Britain to impose sugar tax on soft drinks to cut obesity
Britain will impose a tax on excessive sugar levels in soft drinks, starting in two years’ time, to cut down on spiralling childhood obesity levels, finance minister George Osborne said Wednesday.
“I can announce that we will introduce a new sugar levy on the soft drinks industry,” Osborne said, adding that the tax would be on drinks with more than five grammes of sugar per 100 millilitres.
“We all know one of the biggest contributors to childhood obesity is sugary drinks.
“I am not prepared to look back at my time here in this parliament, doing this job and say to my children’s generation, ‘I’m sorry. We knew there was a problem with sugary drinks. We knew it caused disease but we ducked the difficult decisions’.”

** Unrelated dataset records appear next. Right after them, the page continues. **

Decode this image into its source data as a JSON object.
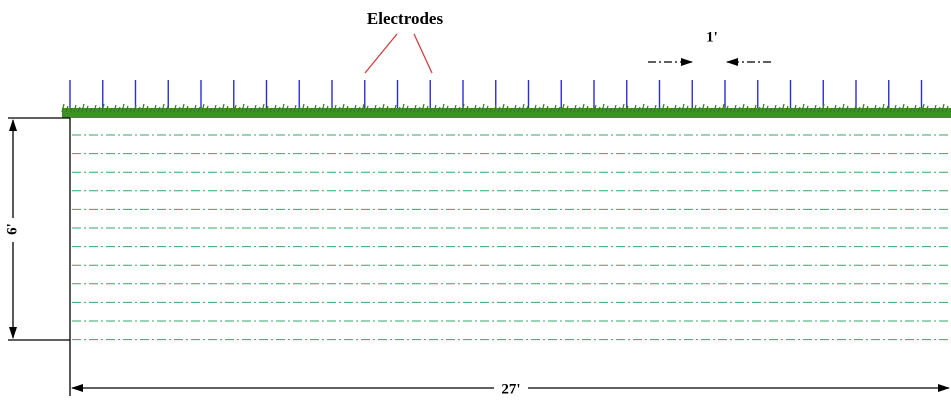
{
  "labels": {
    "electrodes": "Electrodes",
    "spacing": "1'",
    "depth": "6'",
    "length": "27'"
  }
}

Britain has some of the worst obesity rates in Europe.
Official data from last year showed 61.9 percent of British adults and 28 percent of children aged between two and 15 are overweight or obese.

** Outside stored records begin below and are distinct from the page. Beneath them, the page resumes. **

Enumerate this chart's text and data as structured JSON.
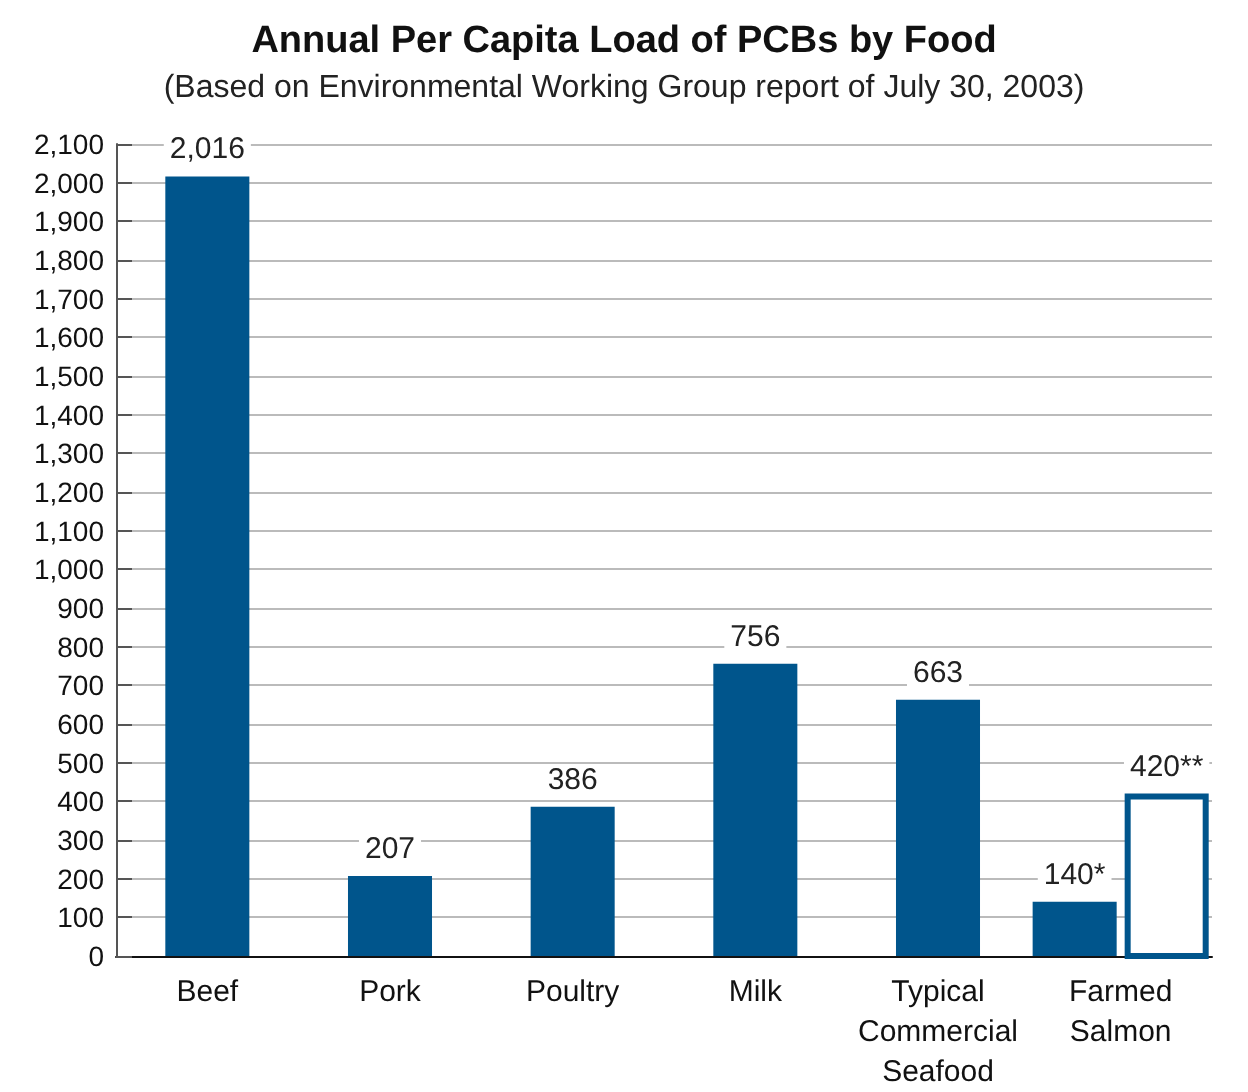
{
  "chart_data": {
    "type": "bar",
    "title": "Annual Per Capita Load of PCBs by Food",
    "subtitle": "(Based on Environmental Working Group report of July 30, 2003)",
    "categories": [
      "Beef",
      "Pork",
      "Poultry",
      "Milk",
      "Typical Commercial Seafood",
      "Farmed Salmon"
    ],
    "series": [
      {
        "color": "#00558c",
        "values": [
          2016,
          207,
          386,
          756,
          663,
          140
        ],
        "value_labels": [
          "2,016",
          "207",
          "386",
          "756",
          "663",
          "140*"
        ]
      },
      {
        "color": "#00558c",
        "values": [
          null,
          null,
          null,
          null,
          null,
          420
        ],
        "value_labels": [
          null,
          null,
          null,
          null,
          null,
          "420**"
        ]
      }
    ],
    "ylim": [
      0,
      2100
    ],
    "yticks": [
      {
        "value": 0,
        "label": "0"
      },
      {
        "value": 100,
        "label": "100"
      },
      {
        "value": 200,
        "label": "200"
      },
      {
        "value": 300,
        "label": "300"
      },
      {
        "value": 400,
        "label": "400"
      },
      {
        "value": 500,
        "label": "500"
      },
      {
        "value": 600,
        "label": "600"
      },
      {
        "value": 700,
        "label": "700"
      },
      {
        "value": 800,
        "label": "800"
      },
      {
        "value": 900,
        "label": "900"
      },
      {
        "value": 1000,
        "label": "1,000"
      },
      {
        "value": 1100,
        "label": "1,100"
      },
      {
        "value": 1200,
        "label": "1,200"
      },
      {
        "value": 1300,
        "label": "1,300"
      },
      {
        "value": 1400,
        "label": "1,400"
      },
      {
        "value": 1500,
        "label": "1,500"
      },
      {
        "value": 1600,
        "label": "1,600"
      },
      {
        "value": 1700,
        "label": "1,700"
      },
      {
        "value": 1800,
        "label": "1,800"
      },
      {
        "value": 1900,
        "label": "1,900"
      },
      {
        "value": 2000,
        "label": "2,000"
      },
      {
        "value": 2100,
        "label": "2,100"
      }
    ],
    "grid": "y"
  }
}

“We did it!” celebrity chef Jamie Oliver, who has long campaigned for a sugar tax, said on Instagram.
“A profound move that will ripple around the world,” he wrote.

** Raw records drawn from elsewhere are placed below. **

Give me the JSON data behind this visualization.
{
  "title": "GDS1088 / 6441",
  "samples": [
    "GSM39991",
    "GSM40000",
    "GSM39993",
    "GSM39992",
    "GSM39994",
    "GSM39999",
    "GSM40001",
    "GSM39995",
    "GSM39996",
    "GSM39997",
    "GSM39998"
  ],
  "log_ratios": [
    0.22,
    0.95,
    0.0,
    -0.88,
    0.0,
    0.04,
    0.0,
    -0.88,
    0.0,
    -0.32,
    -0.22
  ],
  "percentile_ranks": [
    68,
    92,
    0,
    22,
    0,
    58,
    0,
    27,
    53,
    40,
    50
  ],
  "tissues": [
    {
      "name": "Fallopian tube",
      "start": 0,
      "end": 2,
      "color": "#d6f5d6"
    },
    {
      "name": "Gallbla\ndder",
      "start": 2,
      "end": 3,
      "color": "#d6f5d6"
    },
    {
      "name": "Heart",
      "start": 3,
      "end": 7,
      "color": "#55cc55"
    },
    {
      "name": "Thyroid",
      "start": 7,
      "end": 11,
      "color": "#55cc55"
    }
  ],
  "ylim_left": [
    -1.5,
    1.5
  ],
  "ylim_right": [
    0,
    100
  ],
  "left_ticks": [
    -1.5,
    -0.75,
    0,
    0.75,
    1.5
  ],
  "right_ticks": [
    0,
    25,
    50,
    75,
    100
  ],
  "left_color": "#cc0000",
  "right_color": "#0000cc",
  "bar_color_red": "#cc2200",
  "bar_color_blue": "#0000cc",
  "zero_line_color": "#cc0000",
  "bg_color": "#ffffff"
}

Shares in soft drinks producers plunged after the announcement.
A.G. Barr, producer of the popular Scottish drink Irn Bru, dropped 5.4 percent, while squash maker Britvic fell 2.9 percent.
Health experts welcomed the new tax.
Professor Isabelle Szmigin from the University of Birmingham said: “It is really important that the government is taking seriously the sugar issue and its links to obesity.
“The challenge now will be whether the large soft drinks manufacturers will reform the contents of their products, rather than simply raising prices,” she said.
Osborne said the tax would have two bands — drinks with more than five and eight grammes per 100 millilitres — and was estimated to raise £520 million a year (661 million euros, $732 million).
The money raised would be used to fund sports activities in schools, Osborne said.
He said the delay in implementation would “give companies plenty of time to change their product mix”.